# Lost its head!



## acerbity (Aug 17, 2008)

I have two adult female Texas Unicorns. One ate all the crickets I had dumped in, so the other decided to eat her!

She ate the head, arms, and two legs.

All that is left is the long thorax, a plump abdomen, and two legs.

The mantid has been alive for 3+ days now.

When I pick her up by the two remaining legs, she squeems and goes into a threat display with the wings.

I'm interested in seeing how long it survives with no head, as it was very well fed before this happened.

She isn't feeling any discomfort if she has no head, right?


----------



## idolomantis (Aug 17, 2008)

O_O omg.. must be a very weird creature now...


----------



## Rick (Aug 17, 2008)

That's why you don't keep mantids together, especially not hungry adult females. Interesting how they can live without a head for awhile.


----------



## The_Asa (Aug 17, 2008)

That is really weird. It reminds of people who have lost a limb. Sometimes, even though the limb is not there, they can feel the presence of it, even have urges to scratch it :lol:


----------



## JennMantis (Aug 17, 2008)

That's very interesting... I have read about males continuing to mate without their heads, but I don't know how long they survive afterwards.


----------



## idolomantis (Aug 17, 2008)

it will survive just as long as it would without food.


----------



## randyardvark (Aug 17, 2008)

pictures? a video?


----------



## TylerFerretLord (Aug 17, 2008)

She'll live until she either starves or dehydrates to death, most likely the latter.

Many insects can live after they've been decapitated, thanks to the way their nervous system is set up.

I agree, a vid would be really neat.


----------



## acerbity (Aug 17, 2008)

The only way I could transfer my phone vid is to use a program with an awful watermark.

here is the bluray quality video:


----------



## idolomantis (Aug 17, 2008)

i commented. and faved. and rated. and watched.


----------



## collinchang635 (Aug 18, 2008)

Thats really weird. Is the poor mantid suffering?


----------



## acerbity (Aug 19, 2008)

Update: still alive, but just barely. I think that makes it about 5 days.


----------



## tnienhaus (Aug 20, 2008)

that's crazy...tough little bugger....such a fighter....its too bad you cant still feed it


----------



## collinchang635 (Aug 21, 2008)

Can it even walk in a straight line?


----------



## TylerFerretLord (Aug 21, 2008)

I'm pretty sure it can't even stand up from the video.


----------



## collinchang635 (Aug 22, 2008)

TylerFerretLord said:


> I'm pretty sure it can't even stand up from the video.


I guess you're right. From the video, when he put it down it couldn't stand. Poor thing


----------



## TylerFerretLord (Aug 22, 2008)

She's been alive for what, 8 days now? She'll probably go soon, if she hasn't already.

Most insects will last about a week after losing their head.
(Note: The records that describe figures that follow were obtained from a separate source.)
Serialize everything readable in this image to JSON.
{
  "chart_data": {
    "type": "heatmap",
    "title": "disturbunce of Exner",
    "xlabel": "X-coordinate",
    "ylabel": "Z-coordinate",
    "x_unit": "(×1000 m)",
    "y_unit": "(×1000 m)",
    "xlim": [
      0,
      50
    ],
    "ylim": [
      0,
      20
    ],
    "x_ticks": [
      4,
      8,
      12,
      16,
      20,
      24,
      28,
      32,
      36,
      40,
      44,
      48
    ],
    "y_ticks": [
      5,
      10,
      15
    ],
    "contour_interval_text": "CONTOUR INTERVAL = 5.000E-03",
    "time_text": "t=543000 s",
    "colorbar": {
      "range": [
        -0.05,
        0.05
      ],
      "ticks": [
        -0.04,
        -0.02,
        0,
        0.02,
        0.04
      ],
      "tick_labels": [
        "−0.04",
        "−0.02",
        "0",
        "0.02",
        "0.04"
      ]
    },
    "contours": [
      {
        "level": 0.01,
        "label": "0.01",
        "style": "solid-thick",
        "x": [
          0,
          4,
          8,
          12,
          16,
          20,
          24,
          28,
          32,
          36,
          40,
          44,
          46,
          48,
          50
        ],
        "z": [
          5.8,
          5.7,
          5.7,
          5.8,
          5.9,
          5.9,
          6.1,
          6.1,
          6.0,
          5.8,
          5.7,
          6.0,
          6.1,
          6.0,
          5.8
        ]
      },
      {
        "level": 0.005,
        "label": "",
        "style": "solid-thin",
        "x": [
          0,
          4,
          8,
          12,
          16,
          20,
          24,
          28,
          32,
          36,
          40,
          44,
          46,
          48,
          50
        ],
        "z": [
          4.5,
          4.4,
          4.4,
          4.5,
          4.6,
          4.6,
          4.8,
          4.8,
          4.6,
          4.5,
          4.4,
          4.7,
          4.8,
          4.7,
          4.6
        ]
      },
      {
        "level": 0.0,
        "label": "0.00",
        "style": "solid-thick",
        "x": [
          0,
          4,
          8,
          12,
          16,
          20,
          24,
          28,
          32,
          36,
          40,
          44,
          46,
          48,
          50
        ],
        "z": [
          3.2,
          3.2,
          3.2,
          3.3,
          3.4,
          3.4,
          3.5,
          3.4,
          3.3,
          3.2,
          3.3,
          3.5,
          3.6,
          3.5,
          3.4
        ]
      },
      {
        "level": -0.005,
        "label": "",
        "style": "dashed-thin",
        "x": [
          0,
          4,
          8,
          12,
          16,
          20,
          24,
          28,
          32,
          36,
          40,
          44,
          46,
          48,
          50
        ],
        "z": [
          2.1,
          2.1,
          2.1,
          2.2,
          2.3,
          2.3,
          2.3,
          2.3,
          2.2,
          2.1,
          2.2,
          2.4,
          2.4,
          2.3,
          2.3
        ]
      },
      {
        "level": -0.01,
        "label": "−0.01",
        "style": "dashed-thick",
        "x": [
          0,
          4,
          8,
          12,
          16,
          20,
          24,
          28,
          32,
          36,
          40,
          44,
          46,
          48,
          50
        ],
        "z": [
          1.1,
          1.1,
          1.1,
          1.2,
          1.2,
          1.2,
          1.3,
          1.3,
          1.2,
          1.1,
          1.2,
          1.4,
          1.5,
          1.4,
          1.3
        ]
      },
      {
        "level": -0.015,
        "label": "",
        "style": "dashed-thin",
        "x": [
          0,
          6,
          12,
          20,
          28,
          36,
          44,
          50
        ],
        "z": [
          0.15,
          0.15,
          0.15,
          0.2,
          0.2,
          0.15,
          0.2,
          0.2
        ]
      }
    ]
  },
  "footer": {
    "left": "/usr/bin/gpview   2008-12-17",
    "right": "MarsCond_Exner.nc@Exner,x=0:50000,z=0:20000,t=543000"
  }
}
Weird, considering how long they can go without eating, but I suppose the 'brain' they have controls some aspect of homeostasis, and the loss of that is what does them in. Now I need to look this up or it'll bother me.  

Please keep us updated, it's very interesting.


----------



## harryallard (Aug 22, 2008)

:blink:


----------



## acerbity (Aug 22, 2008)

I checked last night, and I'm pretty sure there is no life left in her.

My last post where she was still kicking a little is how long she was alive, give or take, so I'd say 5 days.


----------